December 29, 2004
Back when I was writing for Tech Report, I had an epiphany: the future of CPU development had to be multiple cores on the same die. Even in 2001, a simple extrapolation of transistor counts versus time bore this out: what the heck are they going to do with those millions of transistors they can add to chips every year? Increase level two cache to twenty megabytes? Add to that the well known heat and scaling problems of Intel's "more Ghz, less work per Mhz" Pentium 4 architecture and you've got a recipe for both lower clocks and lots of transistors. When you can't go forward, go sideways: more CPUs on the same die.
Unfortunately, as Chris Sells points out, our current languages are extremely poorly suited for the kind of development necessary in a world where CPUs don't get faster:
Because CPU speeds have topped off recently even though I/O speeds continue to increase, Herb Sutter posits that the Moore's Law free performance lunch is over, i.e. no more getting faster software by waiting for the next gen of faster hardware. Instead, we'll have to write our apps to be a lot more concurrent to take advantage of hyper-threading, multi-core CPUs and multi-CPU machines if we want our apps to continue to run faster.

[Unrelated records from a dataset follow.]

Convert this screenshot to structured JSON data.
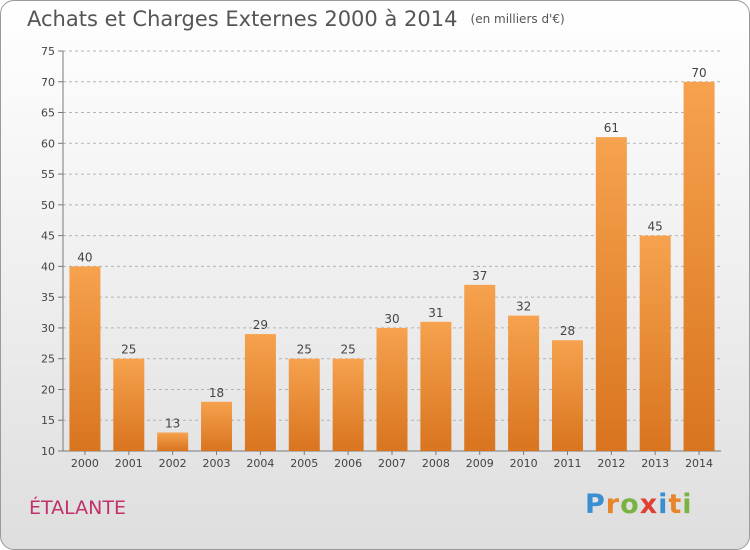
{
  "header": {
    "title": "Achats et Charges Externes 2000 à 2014",
    "unit": "(en milliers d'€)"
  },
  "commune": "ÉTALANTE",
  "logo": {
    "letters": [
      {
        "char": "P",
        "color": "#3a8fd1"
      },
      {
        "char": "r",
        "color": "#e8842a"
      },
      {
        "char": "o",
        "color": "#7bb342"
      },
      {
        "char": "x",
        "color": "#e0402f"
      },
      {
        "char": "i",
        "color": "#3a8fd1"
      },
      {
        "char": "t",
        "color": "#e8842a"
      },
      {
        "char": "i",
        "color": "#7bb342"
      }
    ]
  },
  "chart_data": {
    "type": "bar",
    "title": "Achats et Charges Externes 2000 à 2014",
    "subtitle": "(en milliers d'€)",
    "categories": [
      "2000",
      "2001",
      "2002",
      "2003",
      "2004",
      "2005",
      "2006",
      "2007",
      "2008",
      "2009",
      "2010",
      "2011",
      "2012",
      "2013",
      "2014"
    ],
    "values": [
      40,
      25,
      13,
      18,
      29,
      25,
      25,
      30,
      31,
      37,
      32,
      28,
      61,
      45,
      70
    ],
    "ylim": [
      10,
      75
    ],
    "yticks": [
      10,
      15,
      20,
      25,
      30,
      35,
      40,
      45,
      50,
      55,
      60,
      65,
      70,
      75
    ],
    "grid": true,
    "bar_color_light": "#f6a24e",
    "bar_color_dark": "#d9741f",
    "grid_color": "#b4b4b4",
    "axis_color": "#7a7a7a"
  }
}
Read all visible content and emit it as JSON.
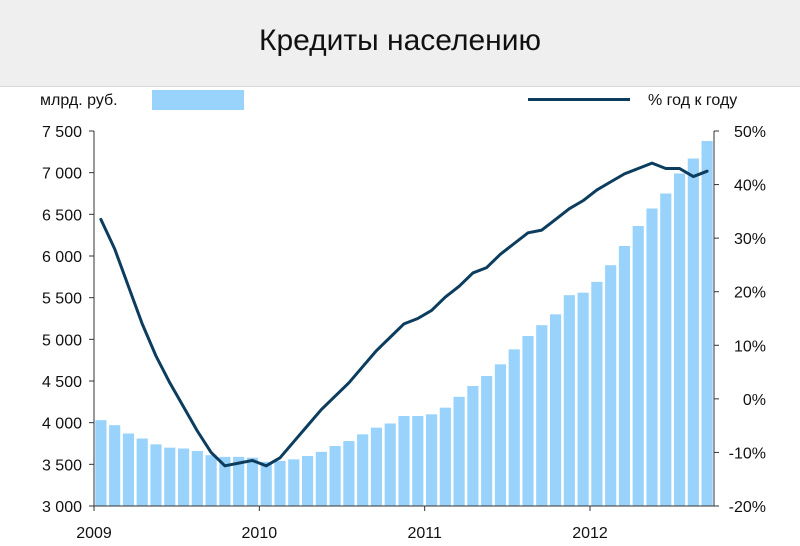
{
  "header": {
    "title": "Кредиты населению"
  },
  "legend": {
    "bar_label": "млрд. руб.",
    "line_label": "% год к году"
  },
  "colors": {
    "bars": "#99d3fb",
    "line": "#0c3d5e",
    "axis": "#333333"
  },
  "chart_data": {
    "type": "bar",
    "title": "Кредиты населению",
    "x_tick_labels": [
      "2009",
      "2010",
      "2011",
      "2012"
    ],
    "left_axis": {
      "unit": "млрд. руб.",
      "range": [
        3000,
        7500
      ],
      "ticks": [
        "3 000",
        "3 500",
        "4 000",
        "4 500",
        "5 000",
        "5 500",
        "6 000",
        "6 500",
        "7 000",
        "7 500"
      ]
    },
    "right_axis": {
      "unit": "% год к году",
      "range": [
        -20,
        50
      ],
      "ticks": [
        "-20%",
        "-10%",
        "0%",
        "10%",
        "20%",
        "30%",
        "40%",
        "50%"
      ]
    },
    "grid": false,
    "series": [
      {
        "name": "млрд. руб.",
        "type": "bar",
        "axis": "left",
        "values": [
          4030,
          3970,
          3870,
          3810,
          3740,
          3700,
          3690,
          3660,
          3610,
          3590,
          3590,
          3580,
          3530,
          3540,
          3560,
          3600,
          3650,
          3720,
          3780,
          3860,
          3940,
          3990,
          4080,
          4080,
          4100,
          4180,
          4310,
          4440,
          4560,
          4700,
          4880,
          5040,
          5170,
          5300,
          5530,
          5560,
          5690,
          5890,
          6120,
          6360,
          6570,
          6750,
          6990,
          7170,
          7380
        ]
      },
      {
        "name": "% год к году",
        "type": "line",
        "axis": "right",
        "values": [
          33.5,
          28,
          21,
          14,
          8,
          3,
          -1.5,
          -6,
          -10,
          -12.5,
          -12,
          -11.5,
          -12.5,
          -11,
          -8,
          -5,
          -2,
          0.5,
          3,
          6,
          9,
          11.5,
          14,
          15,
          16.5,
          19,
          21,
          23.5,
          24.5,
          27,
          29,
          31,
          31.5,
          33.5,
          35.5,
          37,
          39,
          40.5,
          42,
          43,
          44,
          43,
          43,
          41.5,
          42.5
        ]
      }
    ]
  }
}
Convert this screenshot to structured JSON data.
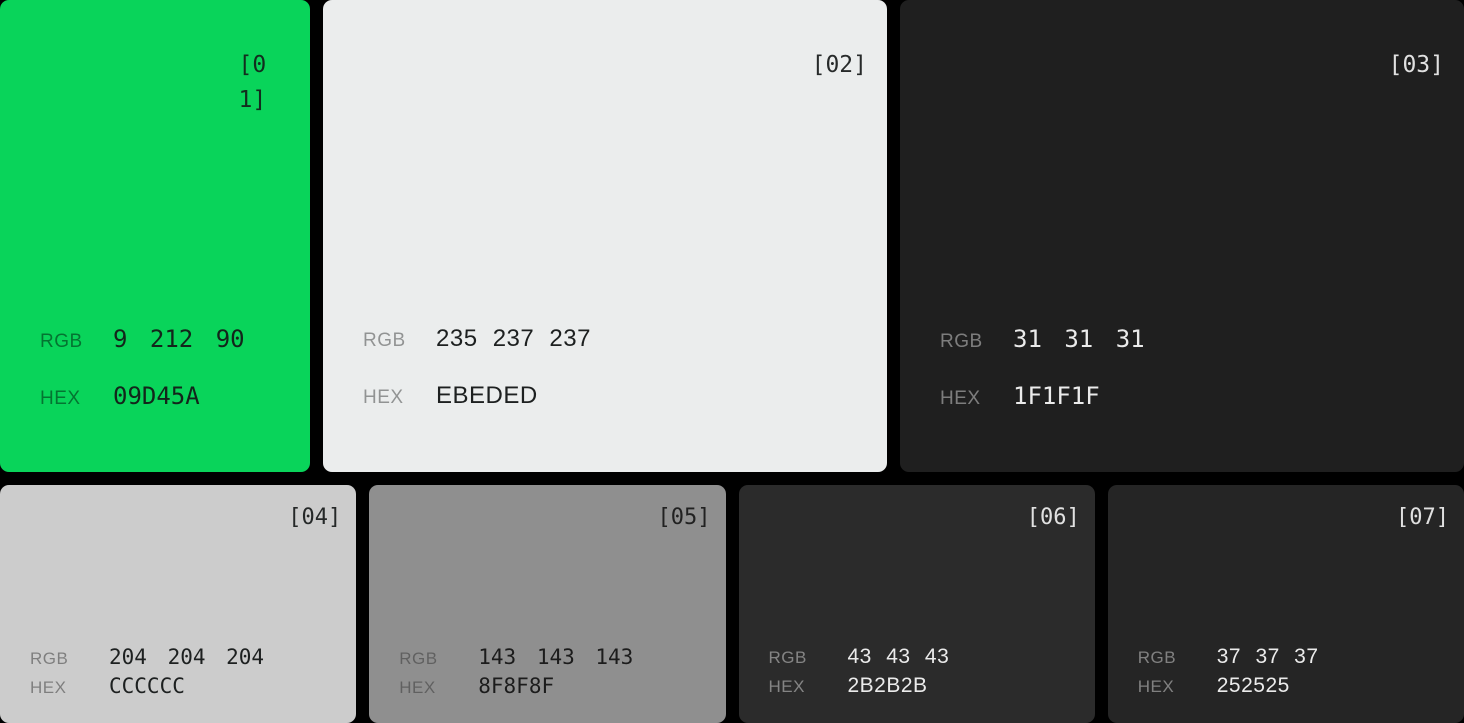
{
  "page": {
    "background": "#000000"
  },
  "swatches": [
    {
      "index_label": "[01]",
      "color": "#09D45A",
      "rgb_label": "RGB",
      "rgb_value": "9 212 90",
      "hex_label": "HEX",
      "hex_value": "09D45A"
    },
    {
      "index_label": "[02]",
      "color": "#EBEDED",
      "rgb_label": "RGB",
      "rgb_value": "235 237 237",
      "hex_label": "HEX",
      "hex_value": "EBEDED"
    },
    {
      "index_label": "[03]",
      "color": "#1F1F1F",
      "rgb_label": "RGB",
      "rgb_value": "31 31 31",
      "hex_label": "HEX",
      "hex_value": "1F1F1F"
    },
    {
      "index_label": "[04]",
      "color": "#CCCCCC",
      "rgb_label": "RGB",
      "rgb_value": "204 204 204",
      "hex_label": "HEX",
      "hex_value": "CCCCCC"
    },
    {
      "index_label": "[05]",
      "color": "#8F8F8F",
      "rgb_label": "RGB",
      "rgb_value": "143 143 143",
      "hex_label": "HEX",
      "hex_value": "8F8F8F"
    },
    {
      "index_label": "[06]",
      "color": "#2B2B2B",
      "rgb_label": "RGB",
      "rgb_value": "43 43 43",
      "hex_label": "HEX",
      "hex_value": "2B2B2B"
    },
    {
      "index_label": "[07]",
      "color": "#252525",
      "rgb_label": "RGB",
      "rgb_value": "37 37 37",
      "hex_label": "HEX",
      "hex_value": "252525"
    }
  ]
}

What this means to me is that we'll have to have much better language-level support for concurrent programming. What we have now sucks. Rocks. Hard.
Does it suck rocks? Hard? Rick Brewster recently wrote this about the threading code in Paint.NET:
[Algorithms for splitting rendering work between processors], as well as the thread synchronization that goes with the progressive effect rendering, is easily the most complex code in Paint.NET. It's worth it though because this gives us a huge performance boost when rendering effects.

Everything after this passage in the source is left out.